The program will be available for about one of every six residents who live in the housing units. However, the program manager, Thomas Hall from the Sacramento Metropolitan Air Quality Management District, does not believe the current demand will strain the supply of vehicles. Residents can borrow the vehicles for three-hour time slots up to three times per week. Sacramento’s mayor, Darrell Steinberg, has said the expanded access will help get people to their appointments, jobs, and school.
The $1.3 million project is funded through California’s cap-and-trade program that charges businesses to offset their impact on the environment. Cap-and-trade is a market-driven initiative that sets a maximum amount that an entity or consortium of entities can pollute, with emissions above the maximum level requiring payment into a fund. The “trade” part of cap-and-trade drives entities to run an analysis on whether it makes sense to pollute up to the allowable level or to innovate, pollute less, and “trade” or sell their remaining pollution allotment to the highest bidder, i.e., another entity that does not choose to cut their emissions. This program, when implemented aggressively and managed closely, has proven effective in both reducing pollution and funding equitable programs like the partnership between Zipcar and the State of California.
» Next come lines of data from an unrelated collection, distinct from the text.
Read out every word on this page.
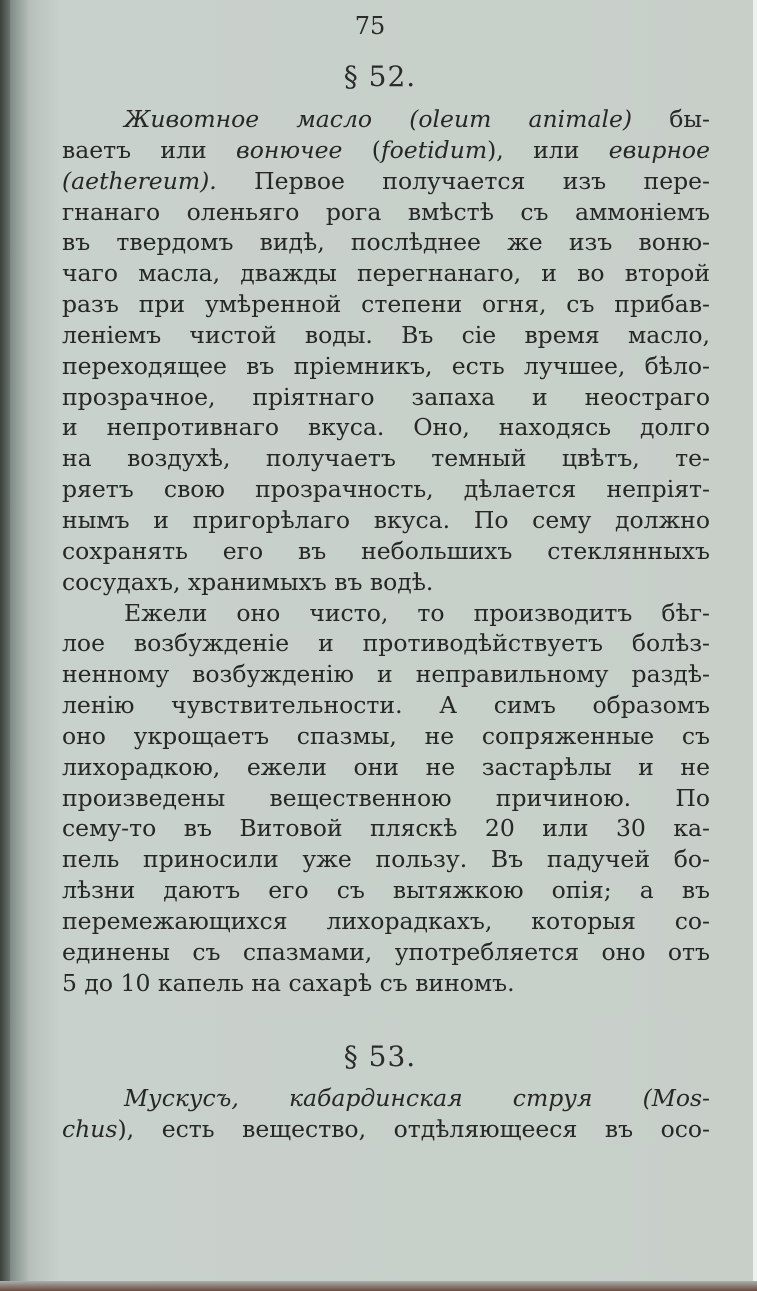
75
§ 52.
Животное масло (oleum animale) бы-
ваетъ или вонючее (foetidum), или евирное
(aethereum). Первое получается изъ пере-
гнанаго оленьяго рога вмѣстѣ съ аммоніемъ
въ твердомъ видѣ, послѣднее же изъ воню-
чаго масла, дважды перегнанаго, и во второй
разъ при умѣренной степени огня, съ прибав-
леніемъ чистой воды. Въ сіе время масло,
переходящее въ пріемникъ, есть лучшее, бѣло-
прозрачное, пріятнаго запаха и неостраго
и непротивнаго вкуса. Оно, находясь долго
на воздухѣ, получаетъ темный цвѣтъ, те-
ряетъ свою прозрачность, дѣлается непріят-
нымъ и пригорѣлаго вкуса. По сему должно
сохранять его въ небольшихъ стеклянныхъ
сосудахъ, хранимыхъ въ водѣ.
Ежели оно чисто, то производитъ бѣг-
лое возбужденіе и противодѣйствуетъ болѣз-
ненному возбужденію и неправильному раздѣ-
ленію чувствительности. А симъ образомъ
оно укрощаетъ спазмы, не сопряженные съ
лихорадкою, ежели они не застарѣлы и не
произведены вещественною причиною. По
сему-то въ Витовой пляскѣ 20 или 30 ка-
пель приносили уже пользу. Въ падучей бо-
лѣзни даютъ его съ вытяжкою опія; а въ
перемежающихся лихорадкахъ, которыя со-
единены съ спазмами, употребляется оно отъ
5 до 10 капель на сахарѣ съ виномъ.
§ 53.
Мускусъ, кабардинская струя (Mos-
chus), есть вещество, отдѣляющееся въ осо-
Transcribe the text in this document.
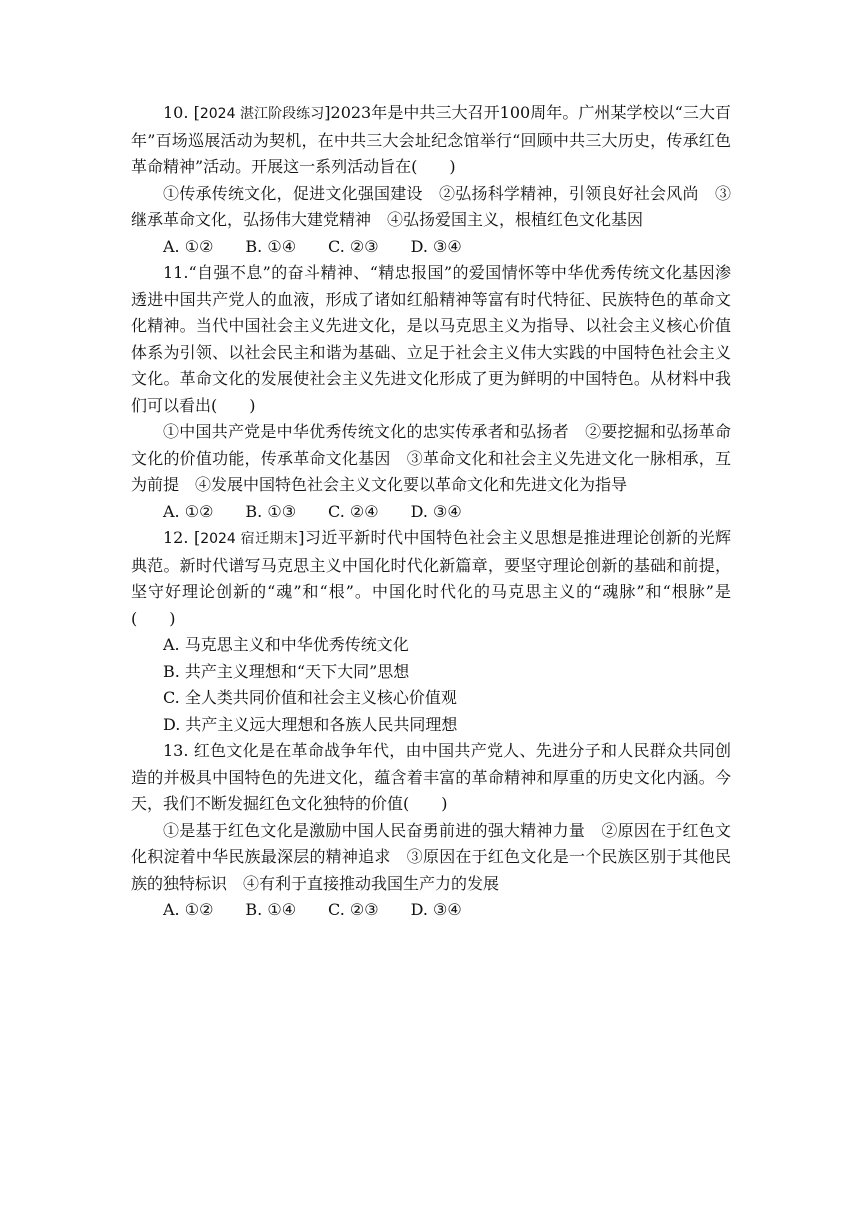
10. [2024 湛江阶段练习]2023年是中共三大召开100周年。广州某学校以“三大百年”百场巡展活动为契机，在中共三大会址纪念馆举行“回顾中共三大历史，传承红色革命精神”活动。开展这一系列活动旨在(　　)

①传承传统文化，促进文化强国建设　②弘扬科学精神，引领良好社会风尚　③继承革命文化，弘扬伟大建党精神　④弘扬爱国主义，根植红色文化基因

A. ①②　　B. ①④　　C. ②③　　D. ③④

11.“自强不息”的奋斗精神、“精忠报国”的爱国情怀等中华优秀传统文化基因渗透进中国共产党人的血液，形成了诸如红船精神等富有时代特征、民族特色的革命文化精神。当代中国社会主义先进文化，是以马克思主义为指导、以社会主义核心价值体系为引领、以社会民主和谐为基础、立足于社会主义伟大实践的中国特色社会主义文化。革命文化的发展使社会主义先进文化形成了更为鲜明的中国特色。从材料中我们可以看出(　　)

①中国共产党是中华优秀传统文化的忠实传承者和弘扬者　②要挖掘和弘扬革命文化的价值功能，传承革命文化基因　③革命文化和社会主义先进文化一脉相承，互为前提　④发展中国特色社会主义文化要以革命文化和先进文化为指导

A. ①②　　B. ①③　　C. ②④　　D. ③④

12. [2024 宿迁期末]习近平新时代中国特色社会主义思想是推进理论创新的光辉典范。新时代谱写马克思主义中国化时代化新篇章，要坚守理论创新的基础和前提，坚守好理论创新的“魂”和“根”。中国化时代化的马克思主义的“魂脉”和“根脉”是(　　)

A. 马克思主义和中华优秀传统文化

B. 共产主义理想和“天下大同”思想

C. 全人类共同价值和社会主义核心价值观

D. 共产主义远大理想和各族人民共同理想

13. 红色文化是在革命战争年代，由中国共产党人、先进分子和人民群众共同创造的并极具中国特色的先进文化，蕴含着丰富的革命精神和厚重的历史文化内涵。今天，我们不断发掘红色文化独特的价值(　　)

①是基于红色文化是激励中国人民奋勇前进的强大精神力量　②原因在于红色文化积淀着中华民族最深层的精神追求　③原因在于红色文化是一个民族区别于其他民族的独特标识　④有利于直接推动我国生产力的发展

A. ①②　　B. ①④　　C. ②③　　D. ③④
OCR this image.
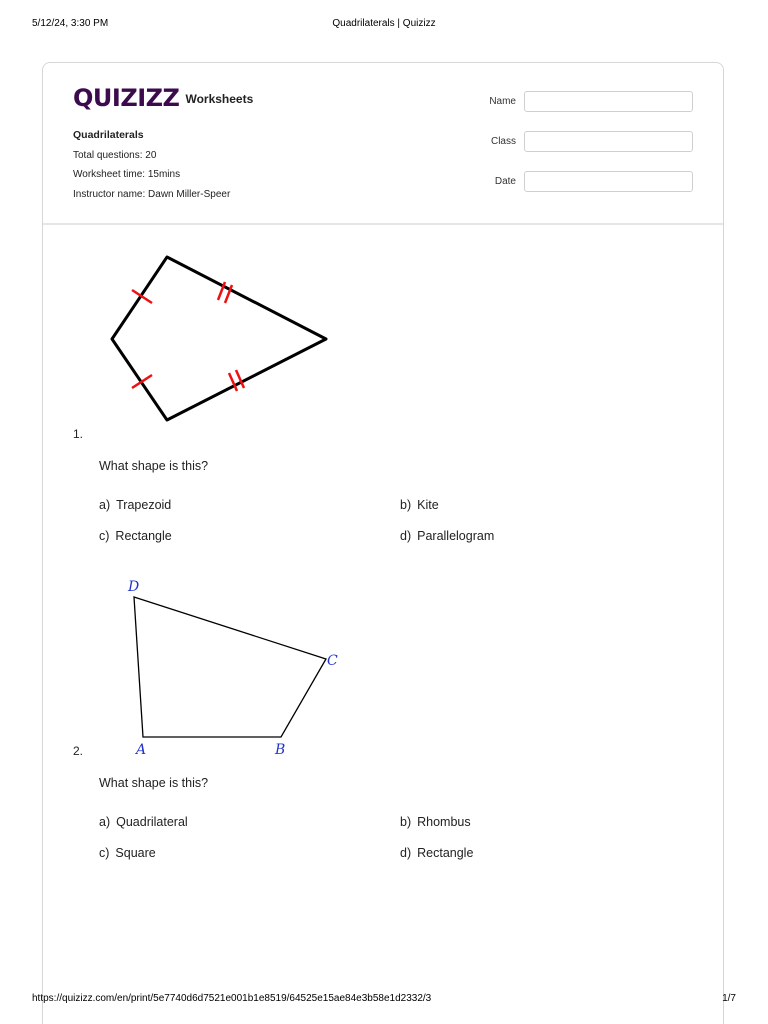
5/12/24, 3:30 PM	Quadrilaterals | Quizizz
QUIZIZZ Worksheets
Quadrilaterals
Total questions: 20
Worksheet time: 15mins
Instructor name: Dawn Miller-Speer
Name
Class
Date
1.
What shape is this?
a) Trapezoid	b) Kite
c) Rectangle	d) Parallelogram
D
C
A	B
2.
What shape is this?
a) Quadrilateral	b) Rhombus
c) Square	d) Rectangle
https://quizizz.com/en/print/5e7740d6d7521e001b1e8519/64525e15ae84e3b58e1d2332/3	1/7
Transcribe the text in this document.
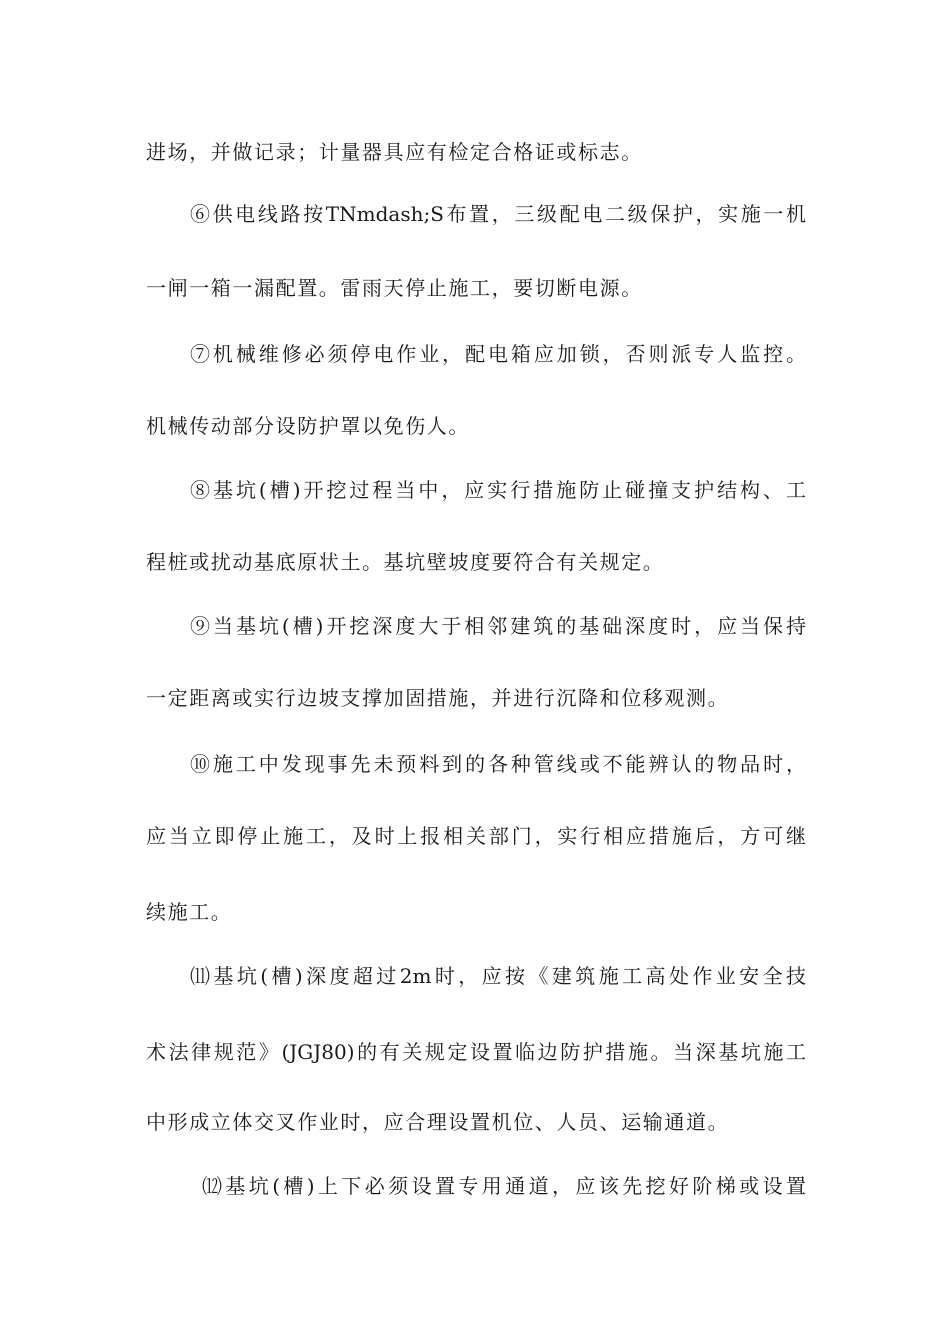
进场，并做记录；计量器具应有检定合格证或标志。
⑥供电线路按TNmdash;S布置，三级配电二级保护，实施一机
一闸一箱一漏配置。雷雨天停止施工，要切断电源。
⑦机械维修必须停电作业，配电箱应加锁，否则派专人监控。
机械传动部分设防护罩以免伤人。
⑧基坑(槽)开挖过程当中，应实行措施防止碰撞支护结构、工
程桩或扰动基底原状土。基坑壁坡度要符合有关规定。
⑨当基坑(槽)开挖深度大于相邻建筑的基础深度时，应当保持
一定距离或实行边坡支撑加固措施，并进行沉降和位移观测。
⑩施工中发现事先未预料到的各种管线或不能辨认的物品时，
应当立即停止施工，及时上报相关部门，实行相应措施后，方可继
续施工。
⑾基坑(槽)深度超过2m时，应按《建筑施工高处作业安全技
术法律规范》(JGJ80)的有关规定设置临边防护措施。当深基坑施工
中形成立体交叉作业时，应合理设置机位、人员、运输通道。
⑿基坑(槽)上下必须设置专用通道，应该先挖好阶梯或设置
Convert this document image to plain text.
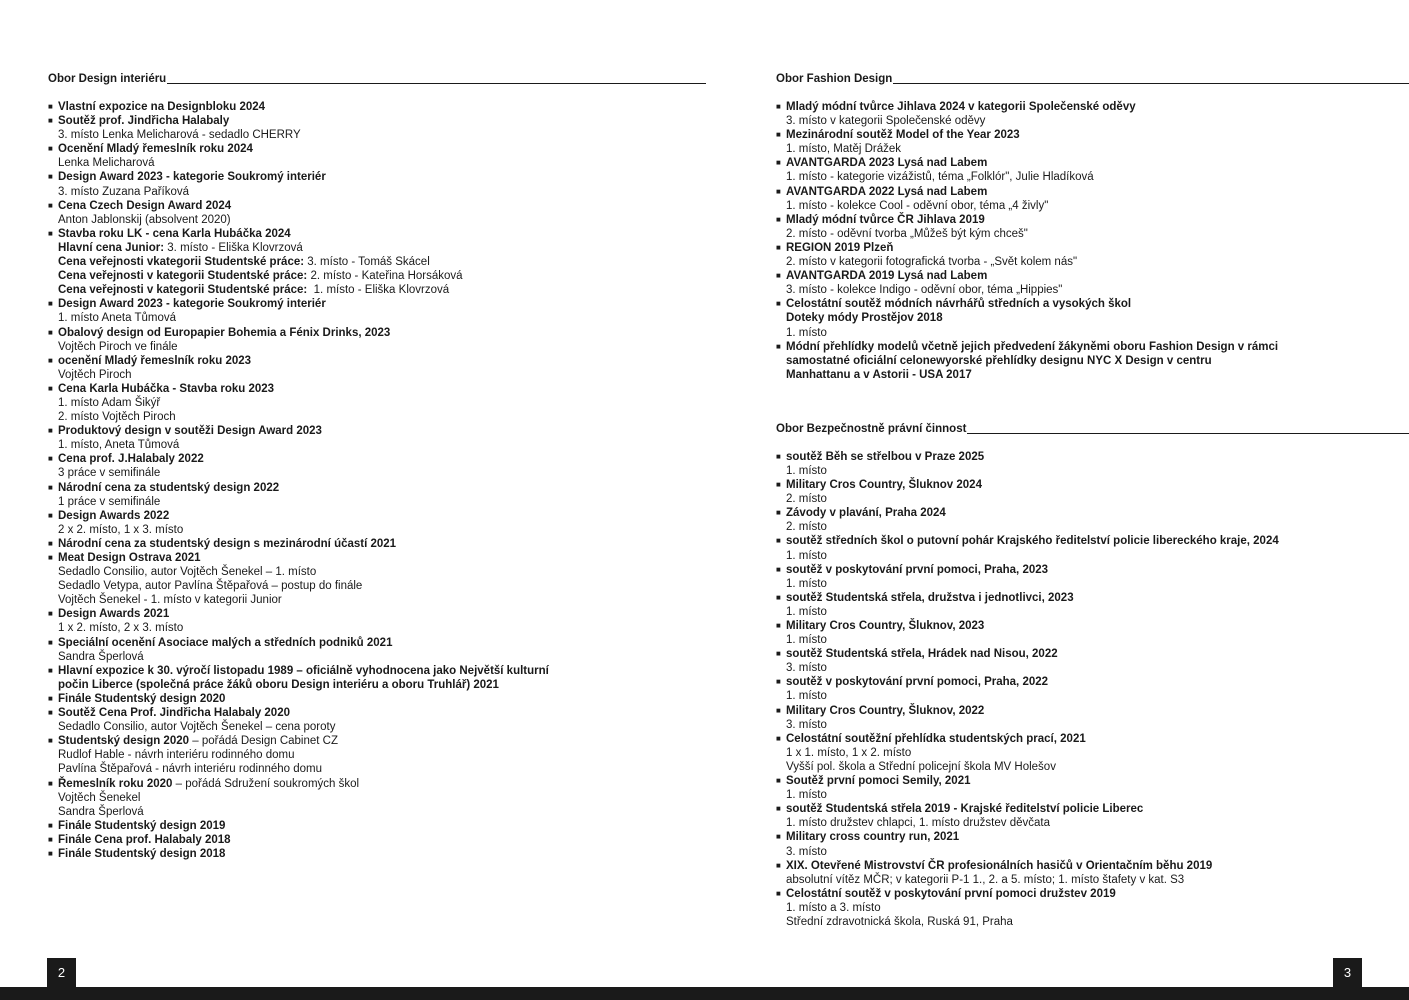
Obor Design interiéru
■ Vlastní expozice na Designbloku 2024
■ Soutěž prof. Jindřicha Halabaly
3. místo Lenka Melicharová - sedadlo CHERRY
■ Ocenění Mladý řemeslník roku 2024
Lenka Melicharová
■ Design Award 2023 - kategorie Soukromý interiér
3. místo Zuzana Paříková
■ Cena Czech Design Award 2024
Anton Jablonskij (absolvent 2020)
■ Stavba roku LK - cena Karla Hubáčka 2024
Hlavní cena Junior: 3. místo - Eliška Klovrzová
Cena veřejnosti vkategorii Studentské práce: 3. místo - Tomáš Skácel
Cena veřejnosti v kategorii Studentské práce: 2. místo - Kateřina Horsáková
Cena veřejnosti v kategorii Studentské práce:  1. místo - Eliška Klovrzová
■ Design Award 2023 - kategorie Soukromý interiér
1. místo Aneta Tůmová
■ Obalový design od Europapier Bohemia a Fénix Drinks, 2023
Vojtěch Piroch ve finále
■ ocenění Mladý řemeslník roku 2023
Vojtěch Piroch
■ Cena Karla Hubáčka - Stavba roku 2023
1. místo Adam Šikýř
2. místo Vojtěch Piroch
■ Produktový design v soutěži Design Award 2023
1. místo, Aneta Tůmová
■ Cena prof. J.Halabaly 2022
3 práce v semifinále
■ Národní cena za studentský design 2022
1 práce v semifinále
■ Design Awards 2022
2 x 2. místo, 1 x 3. místo
■ Národní cena za studentský design s mezinárodní účastí 2021
■ Meat Design Ostrava 2021
Sedadlo Consilio, autor Vojtěch Šenekel – 1. místo
Sedadlo Vetypa, autor Pavlína Štěpařová – postup do finále
Vojtěch Šenekel - 1. místo v kategorii Junior
■ Design Awards 2021
1 x 2. místo, 2 x 3. místo
■ Speciální ocenění Asociace malých a středních podniků 2021
Sandra Šperlová
■ Hlavní expozice k 30. výročí listopadu 1989 – oficiálně vyhodnocena jako Největší kulturní
počin Liberce (společná práce žáků oboru Design interiéru a oboru Truhlář) 2021
■ Finále Studentský design 2020
■ Soutěž Cena Prof. Jindřicha Halabaly 2020
Sedadlo Consilio, autor Vojtěch Šenekel – cena poroty
■ Studentský design 2020 – pořádá Design Cabinet CZ
Rudlof Hable - návrh interiéru rodinného domu
Pavlína Štěpařová - návrh interiéru rodinného domu
■ Řemeslník roku 2020 – pořádá Sdružení soukromých škol
Vojtěch Šenekel
Sandra Šperlová
■ Finále Studentský design 2019
■ Finále Cena prof. Halabaly 2018
■ Finále Studentský design 2018
Obor Fashion Design
■ Mladý módní tvůrce Jihlava 2024 v kategorii Společenské oděvy
3. místo v kategorii Společenské oděvy
■ Mezinárodní soutěž Model of the Year 2023
1. místo, Matěj Drážek
■ AVANTGARDA 2023 Lysá nad Labem
1. místo - kategorie vizážistů, téma „Folklór", Julie Hladíková
■ AVANTGARDA 2022 Lysá nad Labem
1. místo - kolekce Cool - oděvní obor, téma „4 živly"
■ Mladý módní tvůrce ČR Jihlava 2019
2. místo - oděvní tvorba „Můžeš být kým chceš"
■ REGION 2019 Plzeň
2. místo v kategorii fotografická tvorba - „Svět kolem nás"
■ AVANTGARDA 2019 Lysá nad Labem
3. místo - kolekce Indigo - oděvní obor, téma „Hippies"
■ Celostátní soutěž módních návrhářů středních a vysokých škol
Doteky módy Prostějov 2018
1. místo
■ Módní přehlídky modelů včetně jejich předvedení žákyněmi oboru Fashion Design v rámci
samostatné oficiální celonewyorské přehlídky designu NYC X Design v centru
Manhattanu a v Astorii - USA 2017
Obor Bezpečnostně právní činnost
■ soutěž Běh se střelbou v Praze 2025
1. místo
■ Military Cros Country, Šluknov 2024
2. místo
■ Závody v plavání, Praha 2024
2. místo
■ soutěž středních škol o putovní pohár Krajského ředitelství policie libereckého kraje, 2024
1. místo
■ soutěž v poskytování první pomoci, Praha, 2023
1. místo
■ soutěž Studentská střela, družstva i jednotlivci, 2023
1. místo
■ Military Cros Country, Šluknov, 2023
1. místo
■ soutěž Studentská střela, Hrádek nad Nisou, 2022
3. místo
■ soutěž v poskytování první pomoci, Praha, 2022
1. místo
■ Military Cros Country, Šluknov, 2022
3. místo
■ Celostátní soutěžní přehlídka studentských prací, 2021
1 x 1. místo, 1 x 2. místo
Vyšší pol. škola a Střední policejní škola MV Holešov
■ Soutěž první pomoci Semily, 2021
1. místo
■ soutěž Studentská střela 2019 - Krajské ředitelství policie Liberec
1. místo družstev chlapci, 1. místo družstev děvčata
■ Military cross country run, 2021
3. místo
■ XIX. Otevřené Mistrovství ČR profesionálních hasičů v Orientačním běhu 2019
absolutní vítěz MČR; v kategorii P-1 1., 2. a 5. místo; 1. místo štafety v kat. S3
■ Celostátní soutěž v poskytování první pomoci družstev 2019
1. místo a 3. místo
Střední zdravotnická škola, Ruská 91, Praha
2	3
Although the public housing program participants do not have to pay to use the vehicles, the program is not truly “free”—businesses in California are paying for it. However, the program is a net positive to the community and to the physical environment, paying dividends in environmental justice, environmental sustainability, equal access, equipment preview, and expansion potential.
Although environmental justice, environmental sustainability, and equal access to a service are generally well understood, the Sacramento Bee points out that the program also adds equipment preview and expansion potential as benefits to the low-income residents, the community at large, and even the private firms introducing new products and programs in California.
Equipment preview provides low-income residents access to the new EV technology sooner than might otherwise happen. The sooner every person can interact with and evaluate this technology, the less opposition will stand in the way of future tech development.
Expansion potential derives from the pilot program acting as a proof-of-concept between Zipcar and California. It demonstrates a new non-trivial funding source for environmentalism and transportation access, and highlights that environmental justice does not have to be a monumental lift, encouraging expansion of the program within Sacramento and elsewhere in California.
Sam Sklar is a Program Associate for SSTI.